Thank you, Sharon. Louisa Hector at Berenberg. Louisa.
Hi, thanks, Pascale. Perhaps I could touch on capital allocation. So your high burden of the deal-related payments does start to ease at the end of this year, so that improves your cash flow outlook. So will this lead to a change in the nature of deals which you can do? And perhaps you could remind us of your dividend policy, given the slightly unusual announcement of the 2024 dividend recently. Thank you.
Thanks, Lisa. Aradna, your favourite question?

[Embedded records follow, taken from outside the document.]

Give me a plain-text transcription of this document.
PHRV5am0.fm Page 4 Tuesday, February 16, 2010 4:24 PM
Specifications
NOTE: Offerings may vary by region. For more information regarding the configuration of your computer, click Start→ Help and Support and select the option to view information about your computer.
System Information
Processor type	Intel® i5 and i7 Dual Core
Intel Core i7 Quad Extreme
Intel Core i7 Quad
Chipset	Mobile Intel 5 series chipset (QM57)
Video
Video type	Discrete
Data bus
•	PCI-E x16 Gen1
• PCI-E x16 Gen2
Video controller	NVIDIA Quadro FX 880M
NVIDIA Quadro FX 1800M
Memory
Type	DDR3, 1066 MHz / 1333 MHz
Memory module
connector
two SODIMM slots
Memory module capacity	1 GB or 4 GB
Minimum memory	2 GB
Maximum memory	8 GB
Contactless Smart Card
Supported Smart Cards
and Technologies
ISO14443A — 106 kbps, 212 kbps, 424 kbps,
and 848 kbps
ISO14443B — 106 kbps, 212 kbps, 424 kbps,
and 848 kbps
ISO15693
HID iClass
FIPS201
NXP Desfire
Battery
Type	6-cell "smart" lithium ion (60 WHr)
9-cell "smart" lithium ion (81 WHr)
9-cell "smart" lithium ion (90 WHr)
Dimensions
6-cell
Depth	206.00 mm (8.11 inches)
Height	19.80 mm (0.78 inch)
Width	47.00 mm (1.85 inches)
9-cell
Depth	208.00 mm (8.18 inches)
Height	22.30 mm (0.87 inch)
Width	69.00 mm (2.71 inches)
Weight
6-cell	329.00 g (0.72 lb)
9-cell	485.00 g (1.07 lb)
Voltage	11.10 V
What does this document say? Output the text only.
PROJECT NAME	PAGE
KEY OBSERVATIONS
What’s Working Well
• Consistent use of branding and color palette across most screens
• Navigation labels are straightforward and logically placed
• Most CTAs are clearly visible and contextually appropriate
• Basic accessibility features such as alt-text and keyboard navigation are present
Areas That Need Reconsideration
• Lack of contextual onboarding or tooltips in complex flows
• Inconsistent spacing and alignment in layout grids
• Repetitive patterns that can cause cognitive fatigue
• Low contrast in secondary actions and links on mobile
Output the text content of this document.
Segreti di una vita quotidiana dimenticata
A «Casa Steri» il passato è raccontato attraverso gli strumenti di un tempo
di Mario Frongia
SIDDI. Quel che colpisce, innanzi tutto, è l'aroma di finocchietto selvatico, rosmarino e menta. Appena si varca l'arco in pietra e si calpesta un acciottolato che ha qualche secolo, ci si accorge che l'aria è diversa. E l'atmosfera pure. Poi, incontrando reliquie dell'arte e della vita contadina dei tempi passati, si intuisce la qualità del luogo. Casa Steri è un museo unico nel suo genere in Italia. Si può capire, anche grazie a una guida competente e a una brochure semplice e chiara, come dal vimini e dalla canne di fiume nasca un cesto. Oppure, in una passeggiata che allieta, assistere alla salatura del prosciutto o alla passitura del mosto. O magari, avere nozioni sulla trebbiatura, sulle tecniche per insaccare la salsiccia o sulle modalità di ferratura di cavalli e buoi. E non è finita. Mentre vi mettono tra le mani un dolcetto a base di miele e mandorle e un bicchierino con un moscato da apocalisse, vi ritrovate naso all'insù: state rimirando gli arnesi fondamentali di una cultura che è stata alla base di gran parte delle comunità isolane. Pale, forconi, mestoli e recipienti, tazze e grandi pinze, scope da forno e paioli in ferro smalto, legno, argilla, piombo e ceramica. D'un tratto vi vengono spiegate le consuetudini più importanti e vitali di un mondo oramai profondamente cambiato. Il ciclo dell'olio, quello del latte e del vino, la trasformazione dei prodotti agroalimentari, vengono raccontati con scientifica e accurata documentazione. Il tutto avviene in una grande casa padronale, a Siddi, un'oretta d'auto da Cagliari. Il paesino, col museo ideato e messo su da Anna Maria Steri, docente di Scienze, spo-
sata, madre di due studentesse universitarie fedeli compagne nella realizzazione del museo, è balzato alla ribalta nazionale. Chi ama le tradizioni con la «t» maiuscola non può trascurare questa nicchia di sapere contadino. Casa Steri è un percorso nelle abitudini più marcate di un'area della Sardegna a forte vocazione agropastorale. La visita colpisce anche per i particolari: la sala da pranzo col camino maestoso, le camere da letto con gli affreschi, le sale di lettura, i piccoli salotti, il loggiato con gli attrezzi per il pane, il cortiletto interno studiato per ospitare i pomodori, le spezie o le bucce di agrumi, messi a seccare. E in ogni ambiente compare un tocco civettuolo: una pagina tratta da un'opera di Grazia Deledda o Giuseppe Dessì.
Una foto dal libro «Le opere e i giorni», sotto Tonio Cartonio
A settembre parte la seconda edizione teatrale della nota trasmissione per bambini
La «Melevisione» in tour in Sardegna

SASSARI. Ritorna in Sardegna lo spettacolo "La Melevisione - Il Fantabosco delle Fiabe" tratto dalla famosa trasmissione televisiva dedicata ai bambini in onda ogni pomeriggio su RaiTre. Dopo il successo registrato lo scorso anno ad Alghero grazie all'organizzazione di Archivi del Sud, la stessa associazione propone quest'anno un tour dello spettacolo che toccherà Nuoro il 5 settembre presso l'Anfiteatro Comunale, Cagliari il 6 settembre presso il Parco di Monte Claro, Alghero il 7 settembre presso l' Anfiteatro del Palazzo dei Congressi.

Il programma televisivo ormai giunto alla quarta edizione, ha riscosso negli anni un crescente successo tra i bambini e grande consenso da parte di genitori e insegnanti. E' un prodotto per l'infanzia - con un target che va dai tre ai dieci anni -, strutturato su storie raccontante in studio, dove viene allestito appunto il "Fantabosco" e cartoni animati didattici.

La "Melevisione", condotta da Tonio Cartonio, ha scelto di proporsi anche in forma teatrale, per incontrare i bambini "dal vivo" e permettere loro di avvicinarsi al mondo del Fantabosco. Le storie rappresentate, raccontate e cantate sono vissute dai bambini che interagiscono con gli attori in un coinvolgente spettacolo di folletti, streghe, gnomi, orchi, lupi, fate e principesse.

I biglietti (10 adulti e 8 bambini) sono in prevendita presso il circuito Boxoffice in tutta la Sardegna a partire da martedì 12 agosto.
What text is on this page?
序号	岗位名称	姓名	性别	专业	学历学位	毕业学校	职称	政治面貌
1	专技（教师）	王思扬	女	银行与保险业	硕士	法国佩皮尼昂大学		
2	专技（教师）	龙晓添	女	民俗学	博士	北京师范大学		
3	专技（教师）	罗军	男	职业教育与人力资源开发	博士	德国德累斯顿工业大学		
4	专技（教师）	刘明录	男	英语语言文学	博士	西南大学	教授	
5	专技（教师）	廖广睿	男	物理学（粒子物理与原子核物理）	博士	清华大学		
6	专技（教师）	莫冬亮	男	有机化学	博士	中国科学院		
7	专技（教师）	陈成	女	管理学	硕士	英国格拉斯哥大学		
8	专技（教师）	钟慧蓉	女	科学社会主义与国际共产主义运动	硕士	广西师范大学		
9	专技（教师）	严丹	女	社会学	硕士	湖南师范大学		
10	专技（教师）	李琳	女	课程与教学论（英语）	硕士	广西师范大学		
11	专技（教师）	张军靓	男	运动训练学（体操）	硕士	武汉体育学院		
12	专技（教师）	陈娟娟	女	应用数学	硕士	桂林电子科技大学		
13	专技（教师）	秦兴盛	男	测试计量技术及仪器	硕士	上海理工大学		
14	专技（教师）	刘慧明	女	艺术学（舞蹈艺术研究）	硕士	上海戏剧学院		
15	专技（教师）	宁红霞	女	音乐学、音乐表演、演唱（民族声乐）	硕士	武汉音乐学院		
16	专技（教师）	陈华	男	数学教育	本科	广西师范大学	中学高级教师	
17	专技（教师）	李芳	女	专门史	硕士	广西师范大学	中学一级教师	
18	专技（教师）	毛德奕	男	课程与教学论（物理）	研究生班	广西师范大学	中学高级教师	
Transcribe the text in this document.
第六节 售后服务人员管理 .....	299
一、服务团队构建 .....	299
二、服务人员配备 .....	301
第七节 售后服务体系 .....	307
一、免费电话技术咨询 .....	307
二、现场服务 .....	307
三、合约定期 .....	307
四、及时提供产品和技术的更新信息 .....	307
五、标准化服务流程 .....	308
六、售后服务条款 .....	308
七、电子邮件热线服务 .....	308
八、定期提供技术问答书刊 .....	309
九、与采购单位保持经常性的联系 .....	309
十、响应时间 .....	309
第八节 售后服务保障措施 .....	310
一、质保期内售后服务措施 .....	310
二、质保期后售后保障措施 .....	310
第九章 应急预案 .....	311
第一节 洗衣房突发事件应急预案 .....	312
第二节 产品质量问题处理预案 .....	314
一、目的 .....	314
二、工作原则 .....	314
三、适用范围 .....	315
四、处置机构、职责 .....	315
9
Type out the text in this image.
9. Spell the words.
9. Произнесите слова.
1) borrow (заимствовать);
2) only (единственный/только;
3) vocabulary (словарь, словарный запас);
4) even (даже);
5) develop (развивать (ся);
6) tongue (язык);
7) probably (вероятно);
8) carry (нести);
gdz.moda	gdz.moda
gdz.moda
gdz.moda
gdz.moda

Yes. Thank you, Louisa. So our capital allocation priorities remain unchanged. As you've seen, we've been very active on the BD front, but we also now sort of need to create value actually from the acquisitions and the partnership transactions we've done. So we need to focus on execution of those transactions. We did announce a 7% dividend increase in line with our progressive dividend policy, but also recall that we did not increase dividends in 2022. And so, you know, the board takes a decision on when and how they can increase dividends based on our overall capital allocation priorities. But the capital allocation remains unchanged.
Thank you, Arnaud. So thank you very much for your great question. I think it is time for us to respect your time and close this call. Again, thank you so much for your great question and your interest in AstraZeneca, and have a good rest of the day.